Chłód między małżonkami ani trochę nie zelżał aż do kolacji. Ja i Lucjusz rozmawialiśmy o zbiorach miodu, Eko włączał się do dyskusji z wymyślnymi gestami dłoni (szczególnie udane było przedstawienie zaskakującego pojawienia się i ucieczki białych ciem). Antonia i Tytus zjedli posiłek w kamiennym milczeniu i szybko udali się do swojej sypialni. Tej nocy nie słyszeliśmy żadnych odgłosów świadczących o ich pogodzeniu się. Tytus na przemian krzyczał i skomlał niczym pies, Antonia to wrzeszczała, to znów szlochała. Eko spał twardo mimo hałasu, ale ja przewracałem się z boku na bok, aż wreszcie zdecydowałem się pójść na spacer. Księżyc świecił jasno; obszedłem willę, stajnie i poszedłem w stronę kwater niewolników. Wyszedłszy zza rogu, zobaczyłem dwie sylwetki siedzące blisko siebie na ławie u wejścia do kuchni. Choć tym razem jej włosy nie były zaczesane gładko do tyłu, lecz rozpuszczone na noc, księżyc oświetlał jej twarz wystarczająco, bym mógł rozpoznać Dawię. Po niedźwiedziowatych kształtach domyśliłem się, że mężczyzna obok niej to Ursus. Jedną ręką obejmował ją wpół, drugą gładził po policzku. Byli tak sobą zajęci, że nie zauważyli mojego nadejścia. Zawróciłem i odszedłem, zastanawiając się, czy Lucjusz wie, że jego kucharka i pszczelarz są kochankami. Jaki kontrast ich milczące pieszczoty stanowiły z zachowaniem pary zajmującej sypialnię obok mojej! Kiedy wróciłem do łóżka, musiałem schować głowę pod poduszką, żeby stłumić odgłosy kłótni Tytusa i Antonii.

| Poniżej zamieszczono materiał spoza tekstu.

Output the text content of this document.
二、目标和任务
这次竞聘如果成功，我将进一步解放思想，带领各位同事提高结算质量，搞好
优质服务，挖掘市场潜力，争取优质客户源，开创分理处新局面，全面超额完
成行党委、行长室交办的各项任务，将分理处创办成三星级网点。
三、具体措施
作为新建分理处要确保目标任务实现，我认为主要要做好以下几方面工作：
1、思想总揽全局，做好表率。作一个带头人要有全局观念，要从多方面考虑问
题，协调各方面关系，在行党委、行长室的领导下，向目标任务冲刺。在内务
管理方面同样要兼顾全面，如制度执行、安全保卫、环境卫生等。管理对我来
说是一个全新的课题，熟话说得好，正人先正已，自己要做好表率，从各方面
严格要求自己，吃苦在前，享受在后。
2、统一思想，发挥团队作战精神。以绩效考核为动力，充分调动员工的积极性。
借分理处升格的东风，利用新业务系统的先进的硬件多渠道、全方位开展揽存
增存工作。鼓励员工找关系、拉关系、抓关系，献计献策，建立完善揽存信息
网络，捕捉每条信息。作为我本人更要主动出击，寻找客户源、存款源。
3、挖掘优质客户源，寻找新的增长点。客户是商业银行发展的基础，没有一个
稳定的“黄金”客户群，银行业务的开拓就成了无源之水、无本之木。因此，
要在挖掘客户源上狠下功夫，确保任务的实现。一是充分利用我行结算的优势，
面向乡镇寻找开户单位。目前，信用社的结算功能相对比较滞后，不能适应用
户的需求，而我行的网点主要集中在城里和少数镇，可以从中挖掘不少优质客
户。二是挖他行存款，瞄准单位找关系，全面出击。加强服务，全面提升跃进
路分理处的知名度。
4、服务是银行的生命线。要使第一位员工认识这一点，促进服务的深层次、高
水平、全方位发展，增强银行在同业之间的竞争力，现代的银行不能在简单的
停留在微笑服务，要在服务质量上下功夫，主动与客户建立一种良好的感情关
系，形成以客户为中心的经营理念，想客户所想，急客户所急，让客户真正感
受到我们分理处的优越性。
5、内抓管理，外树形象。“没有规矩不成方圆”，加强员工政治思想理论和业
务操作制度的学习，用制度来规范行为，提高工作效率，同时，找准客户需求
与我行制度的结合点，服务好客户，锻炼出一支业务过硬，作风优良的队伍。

Ranek jednak przyniósł inny nastrój. Jedliśmy we trzech śniadanie w małym ogródku przed gabinetem Lucjusza (świeży chleb z miodem, naturalnie), kiedy od strony strumienia nadeszła Antonia z koszem kwiatów.

– Dzień dobry, Antonio. Myślałem, że jeszcze śpisz – powitał ją gospodarz.

– Wcale nie! – odparła z promiennym uśmiechem. – Dziś wstałam przed wschodem słońca i nabrałam ochoty, by nazrywać kwiatów. Prawda, że śliczne? Każę którejś z dziewcząt upleść mi z nich wieniec i założę go do kolacji.

– Twoja uroda nie potrzebuje ozdób – pospieszył z komplementem Lucjusz.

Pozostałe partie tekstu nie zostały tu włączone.